PI: Steven Colbert, Associate Professor of Marine Science, UH Hilo
Co-PI: Jim Beets, Professor of Marine Science, UH Hilo

Underwater picture of instrument on shallow ocean floor next to coral reefBenthic observatory deployed at Puakō, HI, July 2015.

Project Summary
    Ocean acidification represents a shift in the fundamental chemical balance of the oceans. Acidification is driven by carbon dioxide from human use of fossil fuels and agricultural activities dissolving in surface seawater, causing chemical reactions that reduce the pH of seawater. Exposure to lower pH can affect physiology as well as calcification rates in many benthic organisms, including coral. A baseline measure of ocean acidification from the seafloor, where our reefs are growing, is needed to effectively evaluate inter-annual differences or climate related changes.

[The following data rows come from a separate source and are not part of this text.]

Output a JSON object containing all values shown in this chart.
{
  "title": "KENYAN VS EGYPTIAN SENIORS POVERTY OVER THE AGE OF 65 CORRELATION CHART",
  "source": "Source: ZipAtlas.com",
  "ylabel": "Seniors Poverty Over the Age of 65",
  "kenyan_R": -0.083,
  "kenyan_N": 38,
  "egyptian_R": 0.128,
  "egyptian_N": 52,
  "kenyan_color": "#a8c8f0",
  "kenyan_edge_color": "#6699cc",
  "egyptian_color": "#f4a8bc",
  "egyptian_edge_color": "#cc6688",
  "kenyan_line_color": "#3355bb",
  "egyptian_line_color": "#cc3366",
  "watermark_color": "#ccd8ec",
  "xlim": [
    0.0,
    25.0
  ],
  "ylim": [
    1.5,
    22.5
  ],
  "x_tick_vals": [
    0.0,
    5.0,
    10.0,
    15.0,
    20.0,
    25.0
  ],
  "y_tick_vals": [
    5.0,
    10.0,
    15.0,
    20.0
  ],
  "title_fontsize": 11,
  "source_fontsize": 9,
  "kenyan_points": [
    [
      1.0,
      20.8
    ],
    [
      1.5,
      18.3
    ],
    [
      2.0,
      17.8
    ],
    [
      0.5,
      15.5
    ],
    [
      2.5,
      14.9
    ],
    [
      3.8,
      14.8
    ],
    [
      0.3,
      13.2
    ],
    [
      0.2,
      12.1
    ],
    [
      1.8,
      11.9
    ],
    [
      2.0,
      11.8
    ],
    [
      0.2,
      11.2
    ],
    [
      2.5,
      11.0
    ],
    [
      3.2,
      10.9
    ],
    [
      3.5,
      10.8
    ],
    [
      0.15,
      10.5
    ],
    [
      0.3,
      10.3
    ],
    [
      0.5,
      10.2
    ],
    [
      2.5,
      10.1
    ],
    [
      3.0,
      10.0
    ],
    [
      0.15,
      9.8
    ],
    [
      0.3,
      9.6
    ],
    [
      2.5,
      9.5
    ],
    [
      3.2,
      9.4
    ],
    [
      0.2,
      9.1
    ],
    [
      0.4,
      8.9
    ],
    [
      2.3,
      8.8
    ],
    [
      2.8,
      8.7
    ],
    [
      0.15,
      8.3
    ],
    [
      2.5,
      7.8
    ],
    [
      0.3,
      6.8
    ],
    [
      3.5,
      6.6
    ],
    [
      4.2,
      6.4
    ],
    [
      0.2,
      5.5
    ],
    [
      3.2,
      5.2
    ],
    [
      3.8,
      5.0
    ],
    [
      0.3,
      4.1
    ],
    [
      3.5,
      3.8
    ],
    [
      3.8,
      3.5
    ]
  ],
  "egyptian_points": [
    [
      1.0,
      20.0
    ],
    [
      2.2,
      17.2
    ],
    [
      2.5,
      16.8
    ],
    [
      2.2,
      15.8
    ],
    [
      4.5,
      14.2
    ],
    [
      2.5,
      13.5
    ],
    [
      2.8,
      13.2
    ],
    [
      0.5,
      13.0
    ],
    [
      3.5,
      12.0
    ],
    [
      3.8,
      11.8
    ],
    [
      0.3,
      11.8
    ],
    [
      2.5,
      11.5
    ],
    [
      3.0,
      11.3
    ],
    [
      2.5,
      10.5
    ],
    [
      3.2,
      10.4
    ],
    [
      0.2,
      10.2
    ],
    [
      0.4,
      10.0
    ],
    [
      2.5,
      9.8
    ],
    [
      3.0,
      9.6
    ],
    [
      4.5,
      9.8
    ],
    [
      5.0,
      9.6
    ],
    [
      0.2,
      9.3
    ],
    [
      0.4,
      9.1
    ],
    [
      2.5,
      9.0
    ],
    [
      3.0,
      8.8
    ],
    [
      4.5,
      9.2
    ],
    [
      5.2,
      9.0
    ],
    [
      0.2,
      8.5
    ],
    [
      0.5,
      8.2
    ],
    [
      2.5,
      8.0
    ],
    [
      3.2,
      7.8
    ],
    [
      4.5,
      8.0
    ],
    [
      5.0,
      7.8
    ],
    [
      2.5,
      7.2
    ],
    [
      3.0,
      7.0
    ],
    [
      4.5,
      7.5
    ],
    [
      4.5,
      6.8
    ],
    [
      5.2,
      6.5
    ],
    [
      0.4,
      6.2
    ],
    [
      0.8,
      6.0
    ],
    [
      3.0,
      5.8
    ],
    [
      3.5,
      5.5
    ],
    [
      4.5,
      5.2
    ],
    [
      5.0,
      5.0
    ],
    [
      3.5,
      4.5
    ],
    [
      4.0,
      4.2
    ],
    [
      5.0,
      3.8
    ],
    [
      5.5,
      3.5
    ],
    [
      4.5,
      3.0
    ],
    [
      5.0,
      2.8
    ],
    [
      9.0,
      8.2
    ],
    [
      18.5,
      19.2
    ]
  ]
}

Carbon dioxide dynamics were assessed at three sites: Hōnaunau-Keei, Pelekane Bay-Puakō, and Wai‘ōpae. A benthic observatory was deployed to measure temperature, salinity, oxygen, carbon dioxide and pH to study fundamental processes of photosynthesis, respiration, and calcification occurring on reefs. At all sites, aragonite saturation, a measure of how easily organisms can produce calcium carbonate, was lower than typical open ocean conditions, and lower on average than at most coral reef sites worldwide. At Wai‘ōpae, greater daily variability of pH reflects more vigorous carbon cycling. Changes in management to reduce the acidity of groundwater inputs or increase herbivory on the reef could help stabilize these conditions, benefitting the corals. In fact, the quality of groundwater flowing into to the coastal ocean statewide could be managed better. The inputs typically have less total inorganic carbon than seawater, creating conditions that make it difficult for organisms in the coastal waters to precipitate calcium carbonate. Coral reefs on Hawai‘i Island are currently exposed to ocean acidification conditions that previous predictions suggested would not occur for 40 more years. Statewide measurements of total inorganic carbon at the reef and in groundwater are needed as a part of regular water quality monitoring to determine how conditions change over seasonal time scales and to assess the impact of acidification on reefs.